L’abbé François-Xavier Jacques, qui habite six mois de l’année dans notre Unité pastorale et y rend de très nombreux services, nous partage ici son témoignage de missionnaire.

Il repart en ce mois d’octobre pour le Mali : accompagnons son apostolat par notre prière, en nous réjouissant de le retrouver au printemps prochain !


Prêtre au Mali : qu’est-ce que j’en retire ?

Lorsqu’ils me présentent, certains parlent de moi comme d’un missionnaire. Qu’est-ce que ce mot suscite comme images dans les têtes en 2019 ?

On le pressent, je suis loin de ces hommes qui pénétraient dans des régions inconnues, qui étaient autant explorateurs qu’évangélisateurs ; qui étaient les premiers blancs dans certaines régions et qui y annonçaient l’Évangile pour la première fois.

En allant au Mali, je rejoins des communautés chrétiennes bien vivantes où je suis souvent le seul blanc. Le temps des Sœurs et Pères européens est fini. Le clergé et les religieuses sont africains.

La première fois que j’ai demandé à mon évêque de pouvoir passer quelques années dans un pays d’Afrique, c’était pour y rencontrer une Église en me mettant à son service. Et ce fut dans le diocèse de Mopti au Mali, où j’ai été vicaire puis curé de 2003 à 2008. Aujourd’hui, je retourne au Mali, mais dans le diocèse de Kayes pour aider un évêque qui m’a aidé en venant à Verviers comme vicaire dominical pendant des études à Bruxelles.

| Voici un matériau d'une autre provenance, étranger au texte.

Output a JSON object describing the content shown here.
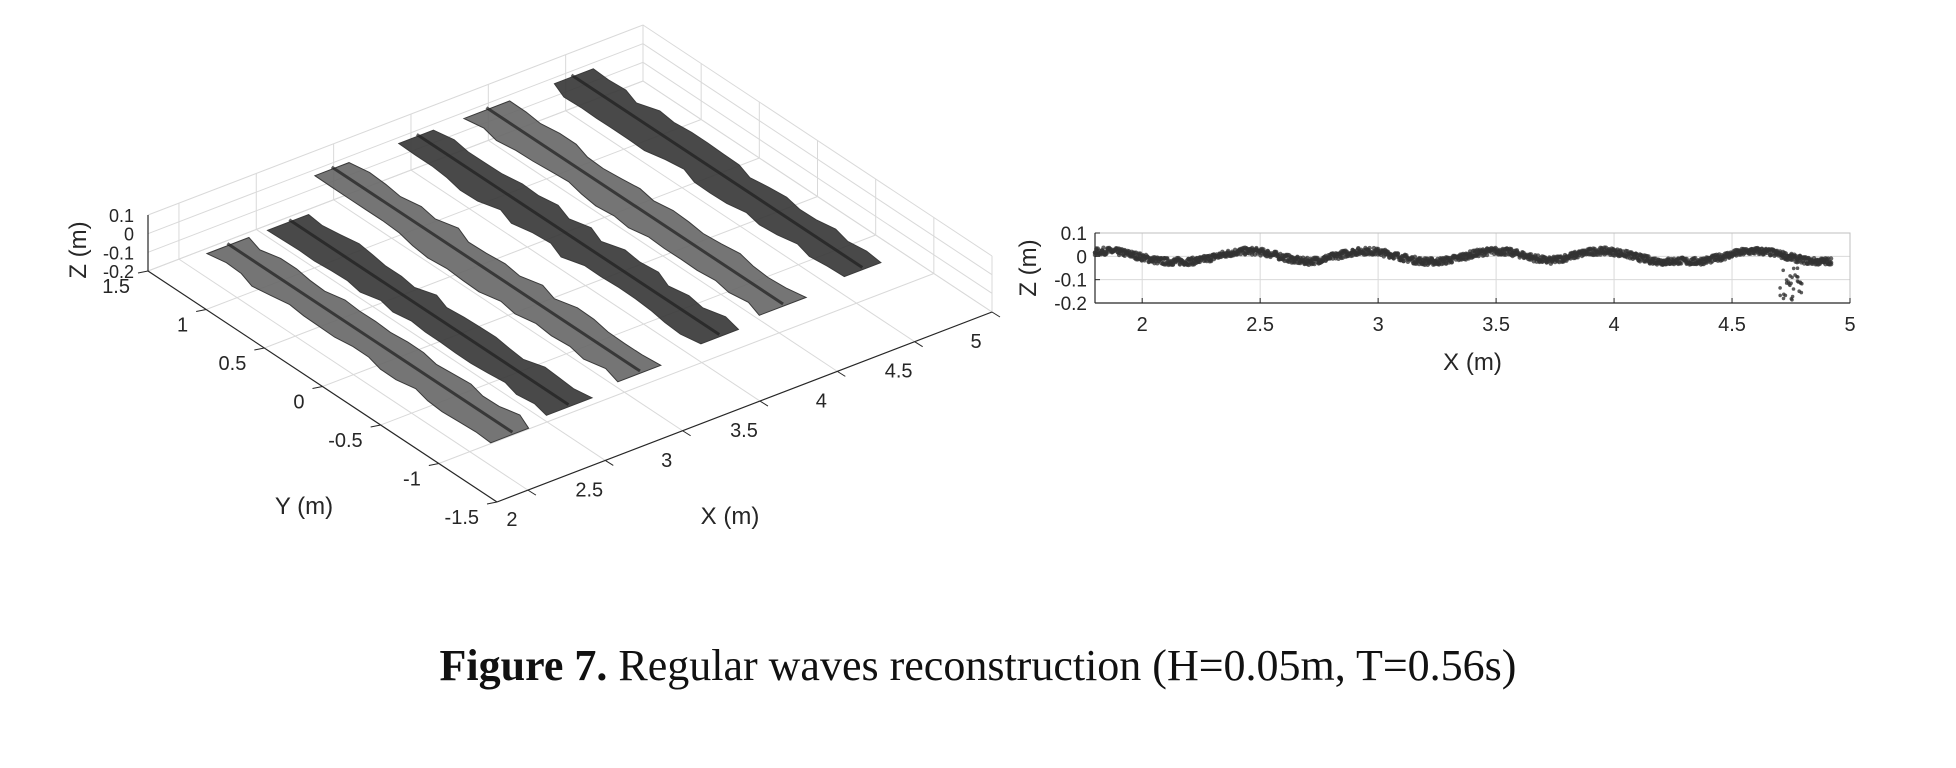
{
  "caption": {
    "label": "Figure 7.",
    "text": "Regular waves reconstruction (H=0.05m, T=0.56s)"
  },
  "colors": {
    "surface": "#3a3a3a",
    "surface_light": "#6a6a6a",
    "grid": "#d9d9d9",
    "axis": "#262626"
  },
  "chart_data": [
    {
      "type": "surface3d",
      "xlabel": "X (m)",
      "ylabel": "Y (m)",
      "zlabel": "Z (m)",
      "xlim": [
        1.8,
        5
      ],
      "ylim": [
        -1.5,
        1.5
      ],
      "zlim": [
        -0.2,
        0.1
      ],
      "xticks": [
        "2",
        "2.5",
        "3",
        "3.5",
        "4",
        "4.5",
        "5"
      ],
      "yticks": [
        "-1.5",
        "-1",
        "-0.5",
        "0",
        "0.5",
        "1",
        "1.5"
      ],
      "zticks": [
        "-0.2",
        "-0.1",
        "0",
        "0.1"
      ],
      "wave_crest_x": [
        2.05,
        2.45,
        2.95,
        3.5,
        3.95,
        4.5
      ],
      "wave_height_m": 0.05,
      "grid": true
    },
    {
      "type": "scatter",
      "xlabel": "X (m)",
      "ylabel": "Z (m)",
      "xlim": [
        1.8,
        5
      ],
      "ylim": [
        -0.2,
        0.1
      ],
      "xticks": [
        "2",
        "2.5",
        "3",
        "3.5",
        "4",
        "4.5",
        "5"
      ],
      "yticks": [
        "0.1",
        "0",
        "-0.1",
        "-0.2"
      ],
      "wave_crest_x": [
        1.85,
        2.45,
        2.95,
        3.5,
        3.95,
        4.6
      ],
      "wave_amplitude_m": 0.025,
      "grid": true
    }
  ]
}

J’y arrive avec ma formation et mon expérience mais c’est à moi à m’adapter à l’esprit de l’Église malienne et à chercher les manières de partager ce que je peux apporter.

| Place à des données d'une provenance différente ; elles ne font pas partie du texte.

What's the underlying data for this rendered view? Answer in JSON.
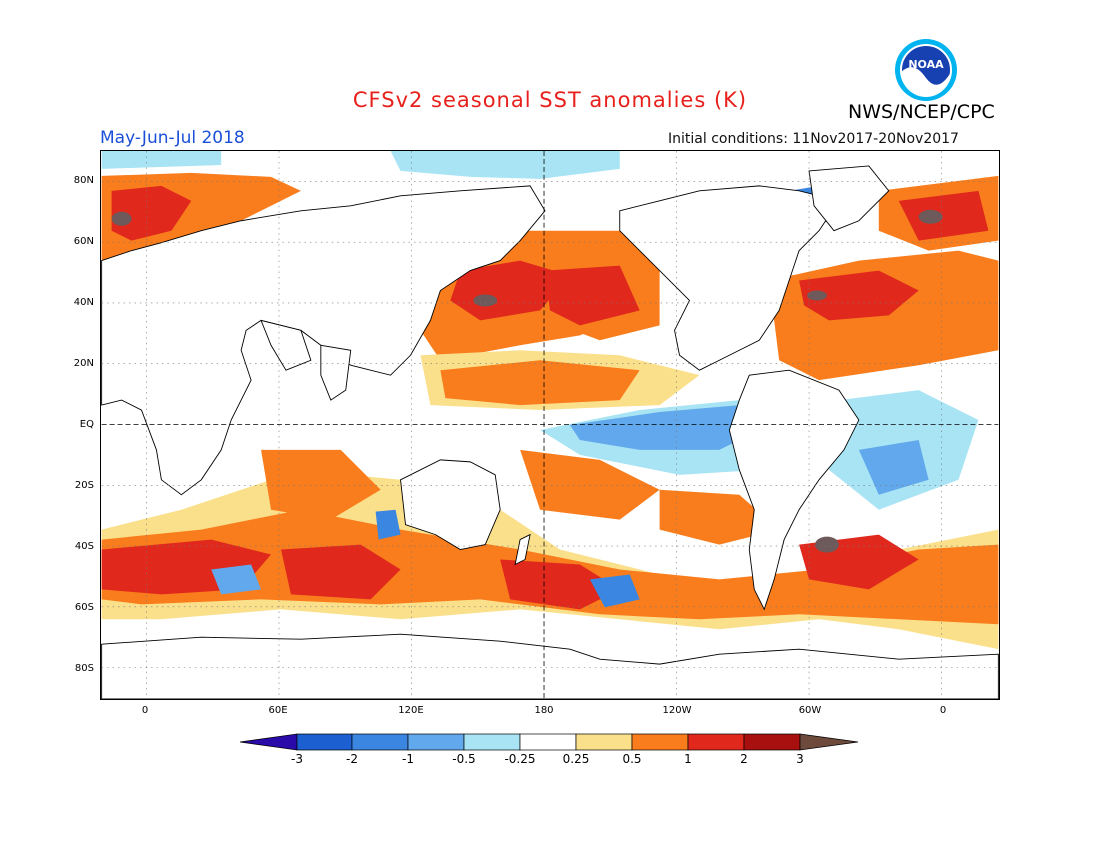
{
  "header": {
    "title": "CFSv2 seasonal SST anomalies (K)",
    "agency": "NWS/NCEP/CPC",
    "period": "May-Jun-Jul 2018",
    "initial_conditions": "Initial conditions: 11Nov2017-20Nov2017",
    "logo_text": "NOAA"
  },
  "map": {
    "lat_labels": [
      "80N",
      "60N",
      "40N",
      "20N",
      "EQ",
      "20S",
      "40S",
      "60S",
      "80S"
    ],
    "lon_labels": [
      "0",
      "60E",
      "120E",
      "180",
      "120W",
      "60W",
      "0"
    ]
  },
  "colorbar": {
    "labels": [
      "-3",
      "-2",
      "-1",
      "-0.5",
      "-0.25",
      "0.25",
      "0.5",
      "1",
      "2",
      "3"
    ],
    "colors": [
      "#2a0aa8",
      "#1c5fd0",
      "#3b86e0",
      "#62a8ec",
      "#a9e4f4",
      "#ffffff",
      "#fbe08c",
      "#f97d1c",
      "#e0281c",
      "#a81010",
      "#6e4a3c"
    ]
  },
  "colors": {
    "title": "#e8201c",
    "period": "#1a4fd8",
    "land": "#ffffff",
    "warm_light": "#fbe08c",
    "warm_mid": "#f97d1c",
    "warm_strong": "#e0281c",
    "warm_extreme": "#a81010",
    "warm_max": "#6e5a5a",
    "cool_light": "#a9e4f4",
    "cool_mid": "#62a8ec",
    "cool_strong": "#3b86e0"
  }
}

En retour, qu’est-ce que j’en retire ?

En arrivant dans le diocèse de Mopti en 2003, j’ai été plongé dans une Église universelle, avec des religieuses et des prêtres du monde entier. Aujourd’hui dans le diocèse de Kayes, mis à part trois religieuses canadiennes, tous sont africains, de plusieurs pays. La dimension universelle de cette Église me rend attentif et sensible à ce qui se passe ailleurs, dans les autres Églises. Ce sont chaque fois des membres de ma famille qui sont concernés.

Être plongé dans une autre culture et une autre vie d’Église élargit ma réflexion, l’enrichit, m’amène à lire les textes autrement, à mieux comprendre certaines réalités de vie, de foi, de vie chrétienne. C’est aussi rencontrer d’autres pratiques et organisations pastorales ; chercher à les comprendre et à comprendre ce qui les motive. Cela m’amène à creuser les motivations de nos choix et pratiques en Belgique.

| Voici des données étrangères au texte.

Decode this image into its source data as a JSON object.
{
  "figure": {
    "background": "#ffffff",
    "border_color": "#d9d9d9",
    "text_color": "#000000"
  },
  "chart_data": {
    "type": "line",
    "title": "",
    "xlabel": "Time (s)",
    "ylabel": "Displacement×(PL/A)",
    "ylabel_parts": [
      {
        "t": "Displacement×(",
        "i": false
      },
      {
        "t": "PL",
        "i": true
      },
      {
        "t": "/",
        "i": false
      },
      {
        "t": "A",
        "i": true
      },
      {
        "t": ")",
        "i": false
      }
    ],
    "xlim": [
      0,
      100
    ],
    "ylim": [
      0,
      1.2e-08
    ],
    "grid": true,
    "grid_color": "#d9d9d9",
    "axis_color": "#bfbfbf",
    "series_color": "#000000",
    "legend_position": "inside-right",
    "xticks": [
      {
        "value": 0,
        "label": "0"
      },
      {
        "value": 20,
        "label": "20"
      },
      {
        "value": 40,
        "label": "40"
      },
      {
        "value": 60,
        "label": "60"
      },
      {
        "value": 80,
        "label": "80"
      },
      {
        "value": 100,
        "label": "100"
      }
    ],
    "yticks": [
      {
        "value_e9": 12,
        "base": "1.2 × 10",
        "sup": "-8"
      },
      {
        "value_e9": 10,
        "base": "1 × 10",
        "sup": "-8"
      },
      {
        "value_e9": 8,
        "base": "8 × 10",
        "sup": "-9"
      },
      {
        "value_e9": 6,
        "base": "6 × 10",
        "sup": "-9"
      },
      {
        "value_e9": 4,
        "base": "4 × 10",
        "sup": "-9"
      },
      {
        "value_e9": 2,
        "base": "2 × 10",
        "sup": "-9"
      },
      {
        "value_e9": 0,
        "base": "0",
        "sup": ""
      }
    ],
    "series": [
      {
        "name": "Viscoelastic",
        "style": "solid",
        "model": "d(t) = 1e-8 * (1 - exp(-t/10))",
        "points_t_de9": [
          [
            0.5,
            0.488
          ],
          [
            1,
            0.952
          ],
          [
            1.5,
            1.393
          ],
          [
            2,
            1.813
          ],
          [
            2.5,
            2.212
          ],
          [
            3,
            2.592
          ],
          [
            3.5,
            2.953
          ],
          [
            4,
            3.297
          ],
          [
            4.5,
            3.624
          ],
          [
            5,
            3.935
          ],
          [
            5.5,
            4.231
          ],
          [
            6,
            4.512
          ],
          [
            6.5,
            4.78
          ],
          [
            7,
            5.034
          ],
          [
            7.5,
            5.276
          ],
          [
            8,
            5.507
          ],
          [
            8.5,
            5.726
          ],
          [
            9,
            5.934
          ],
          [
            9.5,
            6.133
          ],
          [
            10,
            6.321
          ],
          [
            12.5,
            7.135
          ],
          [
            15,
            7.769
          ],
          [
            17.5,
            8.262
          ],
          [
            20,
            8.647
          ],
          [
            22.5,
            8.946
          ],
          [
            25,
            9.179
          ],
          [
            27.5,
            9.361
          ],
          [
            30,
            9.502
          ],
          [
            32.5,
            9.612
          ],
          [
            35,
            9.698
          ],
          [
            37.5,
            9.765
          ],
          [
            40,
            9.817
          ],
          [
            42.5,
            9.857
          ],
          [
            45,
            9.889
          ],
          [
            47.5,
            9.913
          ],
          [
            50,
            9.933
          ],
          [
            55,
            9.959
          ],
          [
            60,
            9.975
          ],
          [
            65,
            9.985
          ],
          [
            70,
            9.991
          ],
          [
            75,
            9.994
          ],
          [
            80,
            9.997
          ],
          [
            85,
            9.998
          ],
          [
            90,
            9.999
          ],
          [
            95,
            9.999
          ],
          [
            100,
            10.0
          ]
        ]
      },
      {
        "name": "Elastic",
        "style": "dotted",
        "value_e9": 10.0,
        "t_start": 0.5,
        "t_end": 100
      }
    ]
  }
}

M’adressant à des personnes qui parlent peu le français ou le comprennent mal, parlant parfois avec des traducteurs, je dois veiller à utiliser un langage clair, concis, avec des mots courants, faciles à traduire. Cela m’a amené à simplifier l’expression tout en veillant à ne pas simplifier le contenu. Cette simplification se poursuit ici en Belgique.

Pour moi, au Mali, « être missionnaire », pour utiliser l’expression classique, consiste en la rencontre de communautés chrétiennes en me mettant à leur service et en un échange de foi et de culture, plus qu’en un apport d’un message élaboré ailleurs et à transmettre à des personnes ignorant Jésus-Christ et son Évangile. J’espère que, de ces rencontres, je ramène quelque chose en Belgique.